It’s not always easy for new companies to break into the gaming hardware market. In fact, I’d say it’s pretty damn hard. With industry goliaths such as Corsair, Razer, Logitech, and others all vying for the top position, it has to be daunting to think you can compete with the big boys. Cue Tesoro, a US based company that’s only pushing four years old but are determined to produce high quality gaming tech for PC gamers. It’s way too early to speculate how they’ll do in the long run, but if the Lobera Supreme RGB mechanical keyboard is any indication, the big boys should be prepared to up their game.
The first thing to mention is that the Tesoro Lobera Supreme doesn’t use the traditional MX Cherry switches. Instead, it’s opted for the Kailh switches which is enough to earn some undue hatred from some mechanical keyboard enthusiasts. Kailh, for a while, could have been seen as a cheap knockoff of the Cherry MX Switch, but they’ve really come into their own. Kailh does have a slightly higher actuation force than MX Cherry switches, but it’s really going to come down to personal preference if one is better than the other.
The only thing that concerns me is the lack of true long term testing with Kailh switches in real world scenarios. I’ve seen nothing during my time with the Lobera Supreme to make me think that it’s going to be an issue anytime soon, but outside of using it for the next five years, I don’t know what else I could personally do to attest to it.
The Lobera Supreme features three macro thumb keys right under the space bar. Personally, I think this is plenty, but then again, outside of testing machines I never use macro keys. However, if you’re the type to keep an abundance of macros at the ready, you may end up having to jump through the five available profiles. If that’s not your style, you can rebind any key on your keyboard to fit whatever need you’re really looking for.
The keyboard body features with a 1.8 meter braided cable, which contains multiple USB connections for the keyboard itself, 2 USB 2.0 ports, and a microphone/headphone jack. The cable itself feels very sturdy and definitely looks like it’s high quality. I wouldn’t suggest swinging your keyboard around by it, but I imagine it should be able to survive for quite a while. My only real complaint with the cable is that it splits into four different connections at the end to handle both the audio jacks and the USB hub. I can’t really imagine a situation where I would want to unplug my speakers to run a pair of headphones through my keyboard, and so at least in my situation it just amounts to more clutter dangling uselessly behind my tower. A minor complaint to be sure, but if you’re OCD about your cable management or working in a really confined space, it’s something to keep in mind.

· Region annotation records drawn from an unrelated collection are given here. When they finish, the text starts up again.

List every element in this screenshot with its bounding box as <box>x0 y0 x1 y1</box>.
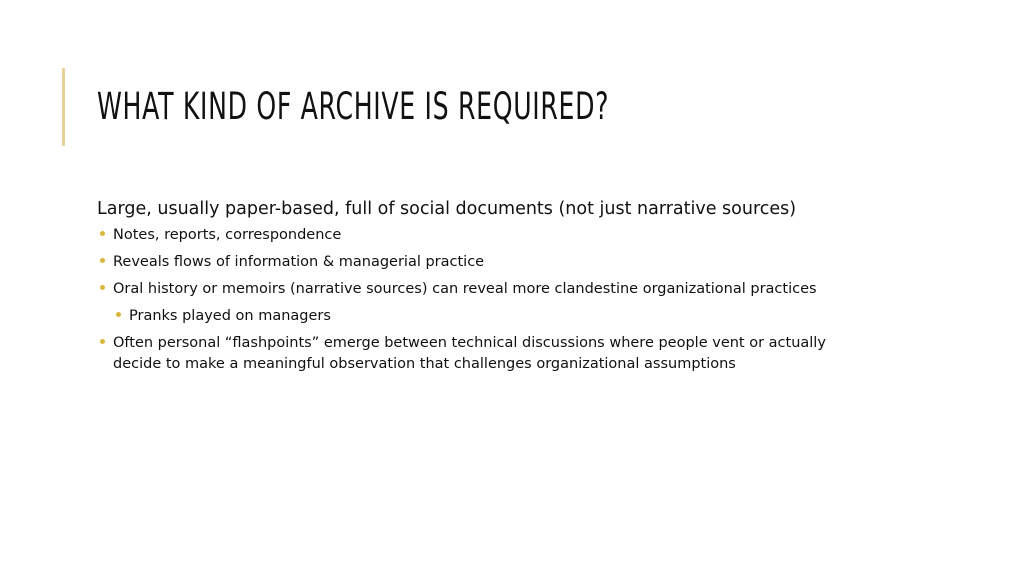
bullet-text: Reveals flows of information & managerial practice <box>113 254 485 270</box>
slide-body <box>97 197 917 381</box>
bullet-text: Often personal “flashpoints” emerge between technical discussions where people vent or actually decide to make a meaningful observation that challenges organizational assumptions <box>113 335 826 372</box>
bullet-item <box>97 252 917 273</box>
slide-title: WHAT KIND OF ARCHIVE IS REQUIRED? <box>97 85 610 128</box>
bullet-item <box>97 279 917 300</box>
bullet-dot-icon <box>100 339 105 344</box>
sub-bullet-item <box>113 306 917 327</box>
lead-paragraph: Large, usually paper-based, full of social documents (not just narrative sources) <box>97 199 797 219</box>
bullet-item <box>97 225 917 246</box>
bullet-dot-icon <box>100 258 105 263</box>
bullet-text: Pranks played on managers <box>129 308 331 324</box>
bullet-list <box>97 225 917 375</box>
bullet-dot-icon <box>100 231 105 236</box>
bullet-item <box>97 333 873 375</box>
bullet-text: Notes, reports, correspondence <box>113 227 342 243</box>
bullet-dot-icon <box>100 285 105 290</box>
title-accent-bar <box>62 68 65 146</box>
bullet-text: Oral history or memoirs (narrative sources) can reveal more clandestine organizational practices <box>113 281 817 297</box>
bullet-dot-icon <box>116 312 121 317</box>
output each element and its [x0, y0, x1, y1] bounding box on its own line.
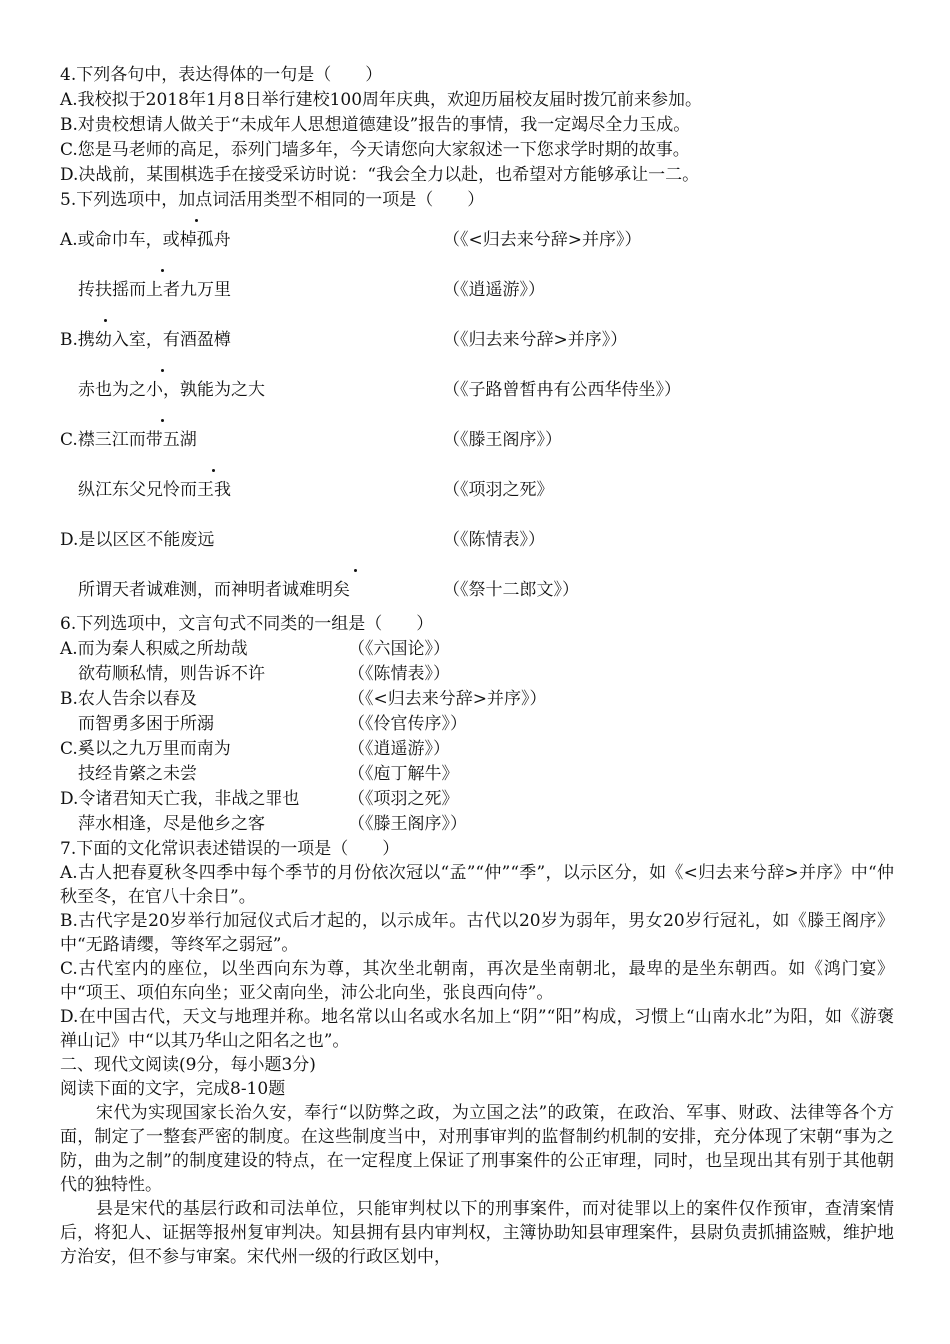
q6-source-b1: （《<归去来兮辞>并序》） — [348, 689, 547, 709]
q5-source-a2: （《逍遥游》） — [443, 280, 545, 300]
q5-row-b1: B.携幼入室，有酒盈樽 — [60, 330, 231, 350]
q7-option-c: C.古代室内的座位，以坐西向东为尊，其次坐北朝南，再次是坐南朝北，最卑的是坐东朝西。如《鸿门宴》中“项王、项伯东向坐；亚父南向坐，沛公北向坐，张良西向侍”。 — [60, 959, 894, 1003]
q6-row-a2: 欲苟顺私情，则告诉不许 — [78, 664, 265, 684]
q5-row-c1: C.襟三江而带五湖 — [60, 430, 197, 450]
q5-row-d1: D.是以区区不能废远 — [60, 530, 215, 550]
q7-option-a: A.古人把春夏秋冬四季中每个季节的月份依次冠以“孟”“仲”“季”，以示区分，如《<归去来兮辞>并序》中“仲秋至冬，在官八十余日”。 — [60, 863, 894, 907]
q5-stem: 5.下列选项中，加点词活用类型不相同的一项是（ ） — [60, 190, 485, 210]
q4-option-c: C.您是马老师的高足，忝列门墙多年，今天请您向大家叙述一下您求学时期的故事。 — [60, 140, 690, 160]
q5-row-d2: 所谓天者诚难测，而神明者诚难明矣 — [78, 580, 350, 600]
q6-row-c2: 技经肯綮之未尝 — [78, 764, 197, 784]
emphasis-dot — [195, 219, 198, 222]
emphasis-dot — [161, 369, 164, 372]
q6-source-c2: （《庖丁解牛》 — [348, 764, 459, 784]
q6-row-d2: 萍水相逢，尽是他乡之客 — [78, 814, 265, 834]
q5-source-c1: （《滕王阁序》） — [443, 430, 562, 450]
q7-options — [60, 861, 894, 1269]
q6-source-d2: （《滕王阁序》） — [348, 814, 467, 834]
emphasis-dot — [212, 469, 215, 472]
emphasis-dot — [104, 319, 107, 322]
q6-row-a1: A.而为秦人积威之所劫哉 — [60, 639, 248, 659]
q6-source-b2: （《伶官传序》） — [348, 714, 467, 734]
q5-row-c2: 纵江东父兄怜而王我 — [78, 480, 231, 500]
q5-row-a1: A.或命巾车，或棹孤舟 — [60, 230, 231, 250]
emphasis-dot — [161, 269, 164, 272]
q6-stem: 6.下列选项中，文言句式不同类的一组是（ ） — [60, 614, 434, 634]
q4-option-a: A.我校拟于2018年1月8日举行建校100周年庆典，欢迎历届校友届时拨冗前来参加。 — [60, 90, 703, 110]
q4-option-b: B.对贵校想请人做关于“未成年人思想道德建设”报告的事情，我一定竭尽全力玉成。 — [60, 115, 691, 135]
q6-source-c1: （《逍遥游》） — [348, 739, 450, 759]
q5-row-b2: 赤也为之小，孰能为之大 — [78, 380, 265, 400]
q7-stem: 7.下面的文化常识表述错误的一项是（ ） — [60, 839, 400, 859]
q6-row-b2: 而智勇多困于所溺 — [78, 714, 214, 734]
q5-source-c2: （《项羽之死》 — [443, 480, 554, 500]
q7-option-d: D.在中国古代，天文与地理并称。地名常以山名或水名加上“阴”“阳”构成，习惯上“山南水北”为阳，如《游褒禅山记》中“以其乃华山之阳名之也”。 — [60, 1007, 894, 1051]
q5-source-b2: （《子路曾皙冉有公西华侍坐》） — [443, 380, 681, 400]
q7-option-b: B.古代字是20岁举行加冠仪式后才起的，以示成年。古代以20岁为弱年，男女20岁行冠礼，如《滕王阁序》中“无路请缨，等终军之弱冠”。 — [60, 911, 894, 955]
q5-source-a1: （《<归去来兮辞>并序》） — [443, 230, 642, 250]
q5-source-d2: （《祭十二郎文》） — [443, 580, 579, 600]
q5-source-b1: （《归去来兮辞>并序》） — [443, 330, 628, 350]
q6-row-d1: D.令诸君知天亡我，非战之罪也 — [60, 789, 300, 809]
q4-option-d: D.决战前，某围棋选手在接受采访时说：“我会全力以赴，也希望对方能够承让一二。 — [60, 165, 700, 185]
passage-paragraph-2: 县是宋代的基层行政和司法单位，只能审判杖以下的刑事案件，而对徒罪以上的案件仅作预审，查清案情后，将犯人、证据等报州复审判决。知县拥有县内审判权，主簿协助知县审理案件，县尉负责抓捕盗贼，维护地方治安，但不参与审案。宋代州一级的行政区划中， — [60, 1199, 894, 1267]
q6-source-d1: （《项羽之死》 — [348, 789, 459, 809]
emphasis-dot — [161, 419, 164, 422]
q6-row-b1: B.农人告余以春及 — [60, 689, 197, 709]
q6-source-a1: （《六国论》） — [348, 639, 450, 659]
q4-stem: 4.下列各句中，表达得体的一句是（ ） — [60, 65, 383, 85]
reading-instruction: 阅读下面的文字，完成8-10题 — [60, 1079, 286, 1099]
section-title: 二、现代文阅读(9分，每小题3分) — [60, 1055, 316, 1075]
q5-source-d1: （《陈情表》） — [443, 530, 545, 550]
q5-row-a2: 抟扶摇而上者九万里 — [78, 280, 231, 300]
passage-paragraph-1: 宋代为实现国家长治久安，奉行“以防弊之政，为立国之法”的政策，在政治、军事、财政、法律等各个方面，制定了一整套严密的制度。在这些制度当中，对刑事审判的监督制约机制的安排，充分体现了宋朝“事为之防，曲为之制”的制度建设的特点，在一定程度上保证了刑事案件的公正审理，同时，也呈现出其有别于其他朝代的独特性。 — [60, 1103, 894, 1195]
q6-row-c1: C.奚以之九万里而南为 — [60, 739, 231, 759]
emphasis-dot — [354, 569, 357, 572]
q6-source-a2: （《陈情表》） — [348, 664, 450, 684]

Aesthetically, the keyboard itself looks great. The plastic casing really pulls off the brushed aluminum look perfectly, and the keys themselves seem of pretty high quality, especially with the illumination behind them. The illumination settings for the keyboard are fairly robust as well. While this doesn’t boast quite as many color combinations or illumination options as some of its competition, the Lobera Supreme covers all of the basics pretty damn well. You can light up the entire keyboard to three different intensities, or use the two “gaming” modes which illuminate just the WASD keys, F8 through F11, space, enter, and the arrow keys, or you could add in shift and the number keys as well.
The colors themselves are on the whole pretty good, but certain colors just don’t seem to come out quite as well as others. The only real complaint I have is that the LED on the side of the keyboard seems to tint the colors just a bit. It’s a minor thing, and quite honestly I didn’t notice it until someone else pointed it out to me, but some people may be bothered by it.
From a physical standpoint, the Lobera Supreme is a pretty badass keyboard. However, where it completely fails to live up the hype is the software. Simply put, the software here is abysmal. It feels that that Tesoro was so set on building a pretty program that they forgot to build a functional one. A mechanical keyboard that partially sells itself on its backlighting options should make it simple to take advantage of this feature. Instead, it took me a good fifteen minutes to figure out how to change the damn colors since there’s no reason at all that the tiny triangle that appears to be part of the frame should be the button for that.
On top of that, the loading times for your changes to be set in the keyboard are laughable. I don’t pretend to know just how the software is coded or the limitations in place, but even hitting apply without making any changes to the keyboard took us around 45 seconds. The keyboard is still fully usable during this time, but this seems like an egregiously long time for what should be a core part of the experience.
At the end of the day, Tesoro’s Lobera Supreme mechanical keyboard is still a fantastic product, just not without its faults. If you’re willing to live with some less than optimal software and some very minor issues with lighting though, then this is a great buy.
This review is based on a piece of hardware given to us for review purposes.
Tesoro may still be a young company trying to find their position in the marketplace, but this is a fantastic effort that deserves your attention.